Stiamo assistendo a un fenomeno enorme, cioé al totale sovvertimento del paradigma agronomico-enologico cui si era approdati negli anni ‘80/’90. Questo grazie agli studi di Claude e Lydia Bourguignon e di Jules Chauvet, grazie ai testi classici della biodinamica, antichi e moderni (Rudolf Steiner, Ehrenfried E. Pfeiffer, Alex Podolinsky, Nicholas Joly), e alle prassi dei pionieri del vino naturale (Lapierre, Overnoy, Breton, Binner, ecc). E il fermento è tutt’altro che terminato.
In questo contesto è stato meno appariscente, ma non meno rilevante, il cambio di approccio in termini di vendita e commercializzazione. Si ricorre sempre meno a grandi distribuzioni, grandi agenzie di rappresentanza e catene commerciali, ma sempre di più al rapporto diretto col co-produttore (attraverso vendita diretta, fiere, gruppi di acquisto) o con piccoli operatori specializzati, locali ed esteri. Diventano centrali un approccio differente al settore agricolo e l’interazione tra vignaiolo – artigiano/artista – e consumatore finale. Nella bottiglia di vino naturale, così come in un’opera d’arte, si cercano magia e piacere estetico, materiale ed intellettuale, dove il bello e il buono divengono fenomeno culturale e presidio etico. Altro che merce. Altro che banale e brutale bene di consumo. Altro che status symbol.

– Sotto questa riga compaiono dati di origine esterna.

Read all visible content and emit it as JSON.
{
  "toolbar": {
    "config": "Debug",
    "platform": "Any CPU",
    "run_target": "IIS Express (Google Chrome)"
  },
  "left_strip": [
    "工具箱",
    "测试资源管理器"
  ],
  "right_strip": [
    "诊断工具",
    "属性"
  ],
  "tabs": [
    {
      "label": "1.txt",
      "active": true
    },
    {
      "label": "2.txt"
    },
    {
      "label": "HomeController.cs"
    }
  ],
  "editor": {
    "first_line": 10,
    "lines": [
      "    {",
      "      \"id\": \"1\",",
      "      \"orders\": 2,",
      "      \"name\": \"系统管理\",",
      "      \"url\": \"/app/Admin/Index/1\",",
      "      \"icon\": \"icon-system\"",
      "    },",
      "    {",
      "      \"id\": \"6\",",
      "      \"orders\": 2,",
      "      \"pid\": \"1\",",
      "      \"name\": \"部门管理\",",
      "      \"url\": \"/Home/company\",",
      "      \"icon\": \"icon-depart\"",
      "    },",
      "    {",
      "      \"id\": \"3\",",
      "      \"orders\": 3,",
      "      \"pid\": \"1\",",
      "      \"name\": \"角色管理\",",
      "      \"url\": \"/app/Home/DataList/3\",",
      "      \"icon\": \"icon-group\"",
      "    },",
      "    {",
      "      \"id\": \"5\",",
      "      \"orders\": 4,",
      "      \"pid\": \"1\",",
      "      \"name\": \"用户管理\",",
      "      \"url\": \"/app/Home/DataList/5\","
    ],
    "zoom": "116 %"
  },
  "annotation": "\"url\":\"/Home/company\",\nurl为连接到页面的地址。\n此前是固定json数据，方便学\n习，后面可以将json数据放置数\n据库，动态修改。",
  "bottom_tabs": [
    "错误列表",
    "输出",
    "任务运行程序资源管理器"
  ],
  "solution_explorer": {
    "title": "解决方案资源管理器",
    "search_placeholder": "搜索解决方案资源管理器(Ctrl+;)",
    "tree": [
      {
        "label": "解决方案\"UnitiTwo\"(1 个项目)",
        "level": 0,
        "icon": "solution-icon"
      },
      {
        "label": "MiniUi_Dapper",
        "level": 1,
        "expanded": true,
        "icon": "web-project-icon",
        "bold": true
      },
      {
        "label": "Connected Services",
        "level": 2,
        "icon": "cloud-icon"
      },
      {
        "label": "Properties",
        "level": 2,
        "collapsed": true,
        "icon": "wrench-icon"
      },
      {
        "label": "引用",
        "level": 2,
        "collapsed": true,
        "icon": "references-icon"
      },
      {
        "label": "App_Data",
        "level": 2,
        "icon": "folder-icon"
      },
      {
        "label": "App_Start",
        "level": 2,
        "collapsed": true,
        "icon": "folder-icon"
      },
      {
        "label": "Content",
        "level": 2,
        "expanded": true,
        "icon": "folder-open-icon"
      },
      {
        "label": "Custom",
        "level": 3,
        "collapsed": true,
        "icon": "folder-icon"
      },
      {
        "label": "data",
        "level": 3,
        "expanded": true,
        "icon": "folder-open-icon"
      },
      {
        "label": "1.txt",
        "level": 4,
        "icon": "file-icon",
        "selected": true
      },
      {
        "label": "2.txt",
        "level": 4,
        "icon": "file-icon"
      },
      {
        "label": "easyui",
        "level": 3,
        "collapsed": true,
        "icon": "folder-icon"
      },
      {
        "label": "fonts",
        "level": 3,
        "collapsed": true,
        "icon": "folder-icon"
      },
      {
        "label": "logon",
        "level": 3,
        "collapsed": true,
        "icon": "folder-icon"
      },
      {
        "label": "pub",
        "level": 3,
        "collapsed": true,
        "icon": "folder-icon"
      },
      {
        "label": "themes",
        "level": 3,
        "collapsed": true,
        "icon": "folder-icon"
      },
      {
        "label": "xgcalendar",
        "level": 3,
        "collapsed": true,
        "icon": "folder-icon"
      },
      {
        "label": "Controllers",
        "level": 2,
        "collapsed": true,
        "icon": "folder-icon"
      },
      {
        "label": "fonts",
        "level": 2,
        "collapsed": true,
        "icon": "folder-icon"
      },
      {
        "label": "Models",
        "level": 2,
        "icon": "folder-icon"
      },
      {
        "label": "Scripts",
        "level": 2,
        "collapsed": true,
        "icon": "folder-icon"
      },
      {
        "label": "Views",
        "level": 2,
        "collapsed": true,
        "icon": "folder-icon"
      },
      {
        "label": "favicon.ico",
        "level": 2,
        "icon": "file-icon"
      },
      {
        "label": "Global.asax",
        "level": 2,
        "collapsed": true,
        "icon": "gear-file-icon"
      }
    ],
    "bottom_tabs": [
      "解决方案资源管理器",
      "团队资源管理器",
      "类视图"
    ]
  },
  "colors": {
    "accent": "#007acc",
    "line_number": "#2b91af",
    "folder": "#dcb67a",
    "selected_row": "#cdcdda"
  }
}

Se tutto ciò è vero – e può benissimo non esserlo – apparirà chiaro quanto sia delicata e complessa la questione dell’eventuale partecipazione del “movimento dei vini naturali” al Vinitaly. Personalmente, non sono nemmeno contrario per principio e non rinnego la mia passata partecipazione. Credo però che una scelta simile possa avere un senso solo in quanto gesto politico di rottura rispetto alle problematiche odierne in agricoltura: la sovrapproduzione, denominazioni di origine, certificazioni, burocrazia, uso sfrenato di chimica e tecnologia, standardizzazione del gusto e via dicendo. Dubito che allo stadio attuale il movimento naturale abbia la forza di proporsi compatto con un’identità forte e determinata. Dubito inoltre che il Sistema-vino – rappresentato dal Vinitaly – abbia davvero interesse ad accogliere dentro al “palazzo” il dissenso e l’alternativa. Temo, invece, che le sirene del marketing e dell’industria stiano già lavorando per concentrarsi su nuove forme e nuove apparenze, tralasciando ancora una volta la sostanza.